At this time of year, it is a pleasure to walk the halls of Twin Parks Montessori Schools. The classrooms emit a quiet hum of activity. Children are working on large projects like the Thousand Bead Chain, writing stories, building cities with blocks or inventing new ways to work with all of the sensorial materials at once. Toddlers are cooking, taking longer walks, completing work cycles and having conversations with one another. Our infants are no longer babies. They are walking, talking, engaging toddlers!
Our Montessori classroom communities are normalized – a Montessori term that does not refer to “typical” or “average”. Normalization in observed when children are allowed freedom in an environment suited to their needs allowing them to blossom. After a period of great concentration – engaged with materials matching their development – children are refreshed and content.
This is also the time when executive function skills are at their peak. Children are problem-solving with one another, negotiating, and voicing their opinions. They are experimenting, searching for solutions, planning, preparing and executing their plans. They are delaying gratification, taking turns and inviting others to join their work. They are using their memory for understanding. They are working as a community.

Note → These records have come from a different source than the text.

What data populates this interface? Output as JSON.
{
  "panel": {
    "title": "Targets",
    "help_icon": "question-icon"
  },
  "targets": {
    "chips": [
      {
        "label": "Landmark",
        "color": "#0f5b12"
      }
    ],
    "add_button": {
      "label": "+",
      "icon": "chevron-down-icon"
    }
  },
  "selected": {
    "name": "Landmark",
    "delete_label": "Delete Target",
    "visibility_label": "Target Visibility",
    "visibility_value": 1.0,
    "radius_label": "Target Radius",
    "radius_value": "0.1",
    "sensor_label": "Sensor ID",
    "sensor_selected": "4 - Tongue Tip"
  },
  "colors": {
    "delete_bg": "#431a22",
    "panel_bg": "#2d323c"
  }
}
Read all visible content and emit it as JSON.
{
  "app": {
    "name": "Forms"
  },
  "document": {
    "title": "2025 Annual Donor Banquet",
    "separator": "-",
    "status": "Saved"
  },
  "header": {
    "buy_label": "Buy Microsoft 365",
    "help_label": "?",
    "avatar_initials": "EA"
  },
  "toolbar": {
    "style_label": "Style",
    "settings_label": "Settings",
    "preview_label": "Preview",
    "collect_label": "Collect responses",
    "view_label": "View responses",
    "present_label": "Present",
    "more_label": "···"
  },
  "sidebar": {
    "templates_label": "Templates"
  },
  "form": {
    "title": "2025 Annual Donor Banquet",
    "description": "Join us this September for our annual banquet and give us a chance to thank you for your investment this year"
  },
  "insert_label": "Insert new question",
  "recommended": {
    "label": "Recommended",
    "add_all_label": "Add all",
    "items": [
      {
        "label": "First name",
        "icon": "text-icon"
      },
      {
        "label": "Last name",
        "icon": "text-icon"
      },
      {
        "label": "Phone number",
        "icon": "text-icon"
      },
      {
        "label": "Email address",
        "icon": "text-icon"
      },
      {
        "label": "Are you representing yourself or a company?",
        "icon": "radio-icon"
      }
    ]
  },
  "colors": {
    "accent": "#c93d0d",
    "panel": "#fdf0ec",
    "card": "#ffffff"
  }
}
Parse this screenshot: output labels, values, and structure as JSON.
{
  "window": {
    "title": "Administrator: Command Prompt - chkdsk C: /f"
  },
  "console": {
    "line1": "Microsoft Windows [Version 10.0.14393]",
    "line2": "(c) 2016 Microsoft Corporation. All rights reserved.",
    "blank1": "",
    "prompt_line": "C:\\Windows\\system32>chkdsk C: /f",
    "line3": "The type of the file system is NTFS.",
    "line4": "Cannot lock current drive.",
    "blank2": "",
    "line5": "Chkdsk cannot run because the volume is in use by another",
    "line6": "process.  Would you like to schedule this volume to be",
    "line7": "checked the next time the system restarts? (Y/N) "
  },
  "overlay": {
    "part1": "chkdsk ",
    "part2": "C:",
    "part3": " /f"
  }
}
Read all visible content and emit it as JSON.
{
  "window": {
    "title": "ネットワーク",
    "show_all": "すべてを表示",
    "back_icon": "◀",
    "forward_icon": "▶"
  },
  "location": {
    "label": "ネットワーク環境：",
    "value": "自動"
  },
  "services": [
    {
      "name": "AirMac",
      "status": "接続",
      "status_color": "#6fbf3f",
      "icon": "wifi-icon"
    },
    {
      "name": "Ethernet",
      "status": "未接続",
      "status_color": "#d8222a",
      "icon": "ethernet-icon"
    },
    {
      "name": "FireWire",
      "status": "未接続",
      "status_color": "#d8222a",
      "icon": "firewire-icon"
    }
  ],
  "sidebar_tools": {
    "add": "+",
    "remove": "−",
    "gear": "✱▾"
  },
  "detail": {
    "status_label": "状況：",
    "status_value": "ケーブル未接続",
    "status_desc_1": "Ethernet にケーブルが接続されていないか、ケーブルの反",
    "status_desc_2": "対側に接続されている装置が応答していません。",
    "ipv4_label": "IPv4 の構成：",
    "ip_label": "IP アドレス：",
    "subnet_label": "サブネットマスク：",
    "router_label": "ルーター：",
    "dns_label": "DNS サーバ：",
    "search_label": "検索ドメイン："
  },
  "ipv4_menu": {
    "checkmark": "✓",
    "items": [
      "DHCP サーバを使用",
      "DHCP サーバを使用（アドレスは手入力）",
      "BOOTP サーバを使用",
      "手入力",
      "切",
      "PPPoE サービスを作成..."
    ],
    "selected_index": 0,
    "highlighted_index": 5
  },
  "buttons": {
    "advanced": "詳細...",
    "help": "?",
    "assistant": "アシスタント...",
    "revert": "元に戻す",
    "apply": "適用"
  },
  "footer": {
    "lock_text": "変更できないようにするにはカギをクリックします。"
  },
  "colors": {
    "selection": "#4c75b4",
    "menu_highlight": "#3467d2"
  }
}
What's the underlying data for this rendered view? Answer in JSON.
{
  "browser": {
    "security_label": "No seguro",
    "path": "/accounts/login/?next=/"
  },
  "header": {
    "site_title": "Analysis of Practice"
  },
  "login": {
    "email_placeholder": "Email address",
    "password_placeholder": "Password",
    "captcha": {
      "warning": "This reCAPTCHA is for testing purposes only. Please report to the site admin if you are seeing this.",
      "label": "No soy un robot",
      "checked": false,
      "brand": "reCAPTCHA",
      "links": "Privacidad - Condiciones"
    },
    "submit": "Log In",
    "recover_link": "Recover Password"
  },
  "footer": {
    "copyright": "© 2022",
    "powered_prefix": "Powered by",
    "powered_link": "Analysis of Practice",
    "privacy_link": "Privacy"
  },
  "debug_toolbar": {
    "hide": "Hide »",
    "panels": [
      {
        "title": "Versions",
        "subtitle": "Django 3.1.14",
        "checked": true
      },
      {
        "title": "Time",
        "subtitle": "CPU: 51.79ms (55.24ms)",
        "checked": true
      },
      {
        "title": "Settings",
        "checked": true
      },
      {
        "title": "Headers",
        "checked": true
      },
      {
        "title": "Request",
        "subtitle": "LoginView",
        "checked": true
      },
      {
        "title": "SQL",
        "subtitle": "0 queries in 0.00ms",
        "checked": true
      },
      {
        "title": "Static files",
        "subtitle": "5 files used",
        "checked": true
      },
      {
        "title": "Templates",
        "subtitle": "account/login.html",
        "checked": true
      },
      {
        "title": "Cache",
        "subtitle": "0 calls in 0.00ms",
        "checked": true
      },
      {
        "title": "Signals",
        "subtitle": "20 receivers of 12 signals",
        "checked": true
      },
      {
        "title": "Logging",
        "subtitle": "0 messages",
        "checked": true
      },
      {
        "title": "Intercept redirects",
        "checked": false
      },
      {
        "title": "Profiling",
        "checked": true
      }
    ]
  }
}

Author, artist and book designer, Deng Ming-Dao talked about community that matches Montessori classroom communities:
Everyone understands that burning wood produces fire. But when fire feeds on fire, that is a rare condition that yields the greatest illumination. Two flames come together and yield light more magnificent than either could have given forth alone. In the case of community activity, this means that when one cooperates with others, the accomplishments are greater than what the individuals can do on their own. Such a situation requires a harmony that will generate ideas, inspiration, as well as momentum for growth and action. If the combinations occur properly, the results will be like fire feeding upon fire and will illuminate the world.
– Ming-Dao, Deng. 365 Tao Daily Meditations. New York: Harper-Collins, 1992.